***Leana***
-Cieszysz się na pierwszy dzień szkoły? - spytała mnie babcia, kiedy na ułamek sekundy odłożyłam książkę, którą mieliśmy przeczytać przez wakacje.
Po tej całej akcji z chłopakiem rzadko wychodziłam z domu, ograniczając nawet spotkania z Fioną i Jenny – bałam się, że jego temat powróci, więc podjęłam odpowiednie środki bezpieczeństwa. Zepchnęłam swoje uczucia głęboko w siebie, zamykając je na cztery spusty, co pozwoliło mi odetchnąć – nie cierpiałam już tak bardzo i mogłam skupić się na tym, co tu i teraz, a nie rozpamiętywać przeszłość. Zrobiłam dokładnie to co po wypadku, w którym zginęli rodzice i od razu poczułam się lepiej – a do tego dużo pewniej, kiedy znowu przywdziałam swoją skorupę, w której byłam bezpieczna.
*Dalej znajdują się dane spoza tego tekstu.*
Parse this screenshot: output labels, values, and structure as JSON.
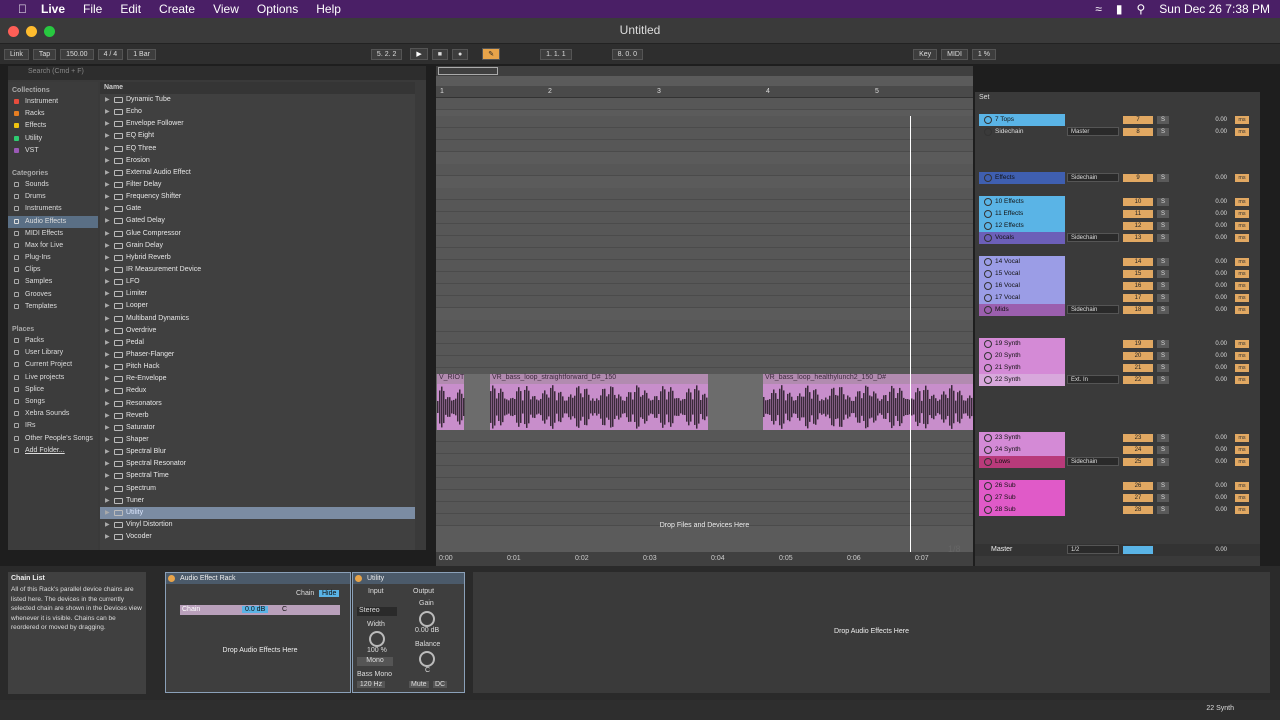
{
  "menubar": {
    "app": "Live",
    "items": [
      "File",
      "Edit",
      "Create",
      "View",
      "Options",
      "Help"
    ],
    "clock": "Sun Dec 26  7:38 PM"
  },
  "window": {
    "title": "Untitled"
  },
  "control_bar": {
    "link": "Link",
    "tap": "Tap",
    "tempo": "150.00",
    "meter": "4 / 4",
    "quantize": "1 Bar",
    "position": "5.   2.   2",
    "loop_start": "1.   1.   1",
    "loop_length": "8.   0.   0",
    "key": "Key",
    "midi": "MIDI",
    "cpu": "1 %"
  },
  "browser": {
    "search_placeholder": "Search (Cmd + F)",
    "name_header": "Name",
    "collections_title": "Collections",
    "collections": [
      {
        "label": "Instrument",
        "color": "#e74c3c"
      },
      {
        "label": "Racks",
        "color": "#e67e22"
      },
      {
        "label": "Effects",
        "color": "#f1c40f"
      },
      {
        "label": "Utility",
        "color": "#2ecc71"
      },
      {
        "label": "VST",
        "color": "#9b59b6"
      }
    ],
    "categories_title": "Categories",
    "categories": [
      "Sounds",
      "Drums",
      "Instruments",
      "Audio Effects",
      "MIDI Effects",
      "Max for Live",
      "Plug-Ins",
      "Clips",
      "Samples",
      "Grooves",
      "Templates"
    ],
    "places_title": "Places",
    "places": [
      "Packs",
      "User Library",
      "Current Project",
      "Live projects",
      "Splice",
      "Songs",
      "Xebra Sounds",
      "IRs",
      "Other People's Songs",
      "Add Folder..."
    ],
    "items": [
      "Dynamic Tube",
      "Echo",
      "Envelope Follower",
      "EQ Eight",
      "EQ Three",
      "Erosion",
      "External Audio Effect",
      "Filter Delay",
      "Frequency Shifter",
      "Gate",
      "Gated Delay",
      "Glue Compressor",
      "Grain Delay",
      "Hybrid Reverb",
      "IR Measurement Device",
      "LFO",
      "Limiter",
      "Looper",
      "Multiband Dynamics",
      "Overdrive",
      "Pedal",
      "Phaser-Flanger",
      "Pitch Hack",
      "Re-Envelope",
      "Redux",
      "Resonators",
      "Reverb",
      "Saturator",
      "Shaper",
      "Spectral Blur",
      "Spectral Resonator",
      "Spectral Time",
      "Spectrum",
      "Tuner",
      "Utility",
      "Vinyl Distortion",
      "Vocoder"
    ]
  },
  "arrangement": {
    "bars": [
      "1",
      "2",
      "3",
      "4",
      "5"
    ],
    "times": [
      "0:00",
      "0:01",
      "0:02",
      "0:03",
      "0:04",
      "0:05",
      "0:06",
      "0:07"
    ],
    "clips": [
      "V_RIOT",
      "VR_bass_loop_straightforward_D#_150",
      "VR_bass_loop_healthylunch2_150_D#"
    ],
    "drop_text": "Drop Files and Devices Here",
    "page": "1/8"
  },
  "mixer": {
    "set": "Set",
    "tracks": [
      {
        "name": "7 Tops",
        "color": "#5ab4e6",
        "num": "7",
        "input": "",
        "vol": "0.00"
      },
      {
        "name": "Sidechain",
        "color": "#3a3a3a",
        "num": "8",
        "input": "Master",
        "vol": "0.00"
      },
      {
        "name": "Effects",
        "color": "#3f5fb0",
        "num": "9",
        "input": "Sidechain",
        "vol": "0.00"
      },
      {
        "name": "10 Effects",
        "color": "#5ab4e6",
        "num": "10",
        "input": "",
        "vol": "0.00"
      },
      {
        "name": "11 Effects",
        "color": "#5ab4e6",
        "num": "11",
        "input": "",
        "vol": "0.00"
      },
      {
        "name": "12 Effects",
        "color": "#5ab4e6",
        "num": "12",
        "input": "",
        "vol": "0.00"
      },
      {
        "name": "Vocals",
        "color": "#6c5fb8",
        "num": "13",
        "input": "Sidechain",
        "vol": "0.00"
      },
      {
        "name": "14 Vocal",
        "color": "#9b9de6",
        "num": "14",
        "input": "",
        "vol": "0.00"
      },
      {
        "name": "15 Vocal",
        "color": "#9b9de6",
        "num": "15",
        "input": "",
        "vol": "0.00"
      },
      {
        "name": "16 Vocal",
        "color": "#9b9de6",
        "num": "16",
        "input": "",
        "vol": "0.00"
      },
      {
        "name": "17 Vocal",
        "color": "#9b9de6",
        "num": "17",
        "input": "",
        "vol": "0.00"
      },
      {
        "name": "Mids",
        "color": "#9b5fae",
        "num": "18",
        "input": "Sidechain",
        "vol": "0.00"
      },
      {
        "name": "19 Synth",
        "color": "#d48ad6",
        "num": "19",
        "input": "",
        "vol": "0.00"
      },
      {
        "name": "20 Synth",
        "color": "#d48ad6",
        "num": "20",
        "input": "",
        "vol": "0.00"
      },
      {
        "name": "21 Synth",
        "color": "#d48ad6",
        "num": "21",
        "input": "",
        "vol": "0.00"
      },
      {
        "name": "22 Synth",
        "color": "#d8a8dc",
        "num": "22",
        "input": "Ext. In",
        "vol": "0.00"
      },
      {
        "name": "23 Synth",
        "color": "#d48ad6",
        "num": "23",
        "input": "",
        "vol": "0.00"
      },
      {
        "name": "24 Synth",
        "color": "#d48ad6",
        "num": "24",
        "input": "",
        "vol": "0.00"
      },
      {
        "name": "Lows",
        "color": "#b83a7a",
        "num": "25",
        "input": "Sidechain",
        "vol": "0.00"
      },
      {
        "name": "26 Sub",
        "color": "#e05ac8",
        "num": "26",
        "input": "",
        "vol": "0.00"
      },
      {
        "name": "27 Sub",
        "color": "#e05ac8",
        "num": "27",
        "input": "",
        "vol": "0.00"
      },
      {
        "name": "28 Sub",
        "color": "#e05ac8",
        "num": "28",
        "input": "",
        "vol": "0.00"
      }
    ],
    "master": {
      "name": "Master",
      "input": "1/2",
      "vol": "0.00"
    }
  },
  "info_view": {
    "title": "Chain List",
    "text": "All of this Rack's parallel device chains are listed here. The devices in the currently selected chain are shown in the Devices view whenever it is visible. Chains can be reordered or moved by dragging."
  },
  "rack": {
    "title": "Audio Effect Rack",
    "chain_label": "Chain",
    "hide": "Hide",
    "chain_name": "Chain",
    "chain_vol": "0.0 dB",
    "chain_pan": "C",
    "drop_text": "Drop Audio Effects Here"
  },
  "utility": {
    "title": "Utility",
    "input": "Input",
    "output": "Output",
    "stereo": "Stereo",
    "gain": "Gain",
    "gain_value": "0.00 dB",
    "width": "Width",
    "width_value": "100 %",
    "balance": "Balance",
    "balance_value": "C",
    "mono": "Mono",
    "bass_mono": "Bass Mono",
    "bass_freq": "120 Hz",
    "mute": "Mute",
    "dc": "DC"
  },
  "device_drop": "Drop Audio Effects Here",
  "status": {
    "selected_track": "22 Synth"
  }
}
-Jak zawsze – mruknęłam wymijająco.
Babcia, widząc mój wspaniały humor, nie drążyła już tematu. Zamiast tego zaczęłyśmy rozmawiać o wszystkim, co nie dotyczyło szkoły – to pomogło mi położyć się do łóżka i szybko zasnąć, bo ten temat wepchnęłam na tyły mojej głowy, planując przejmować się nim dopiero od jutra.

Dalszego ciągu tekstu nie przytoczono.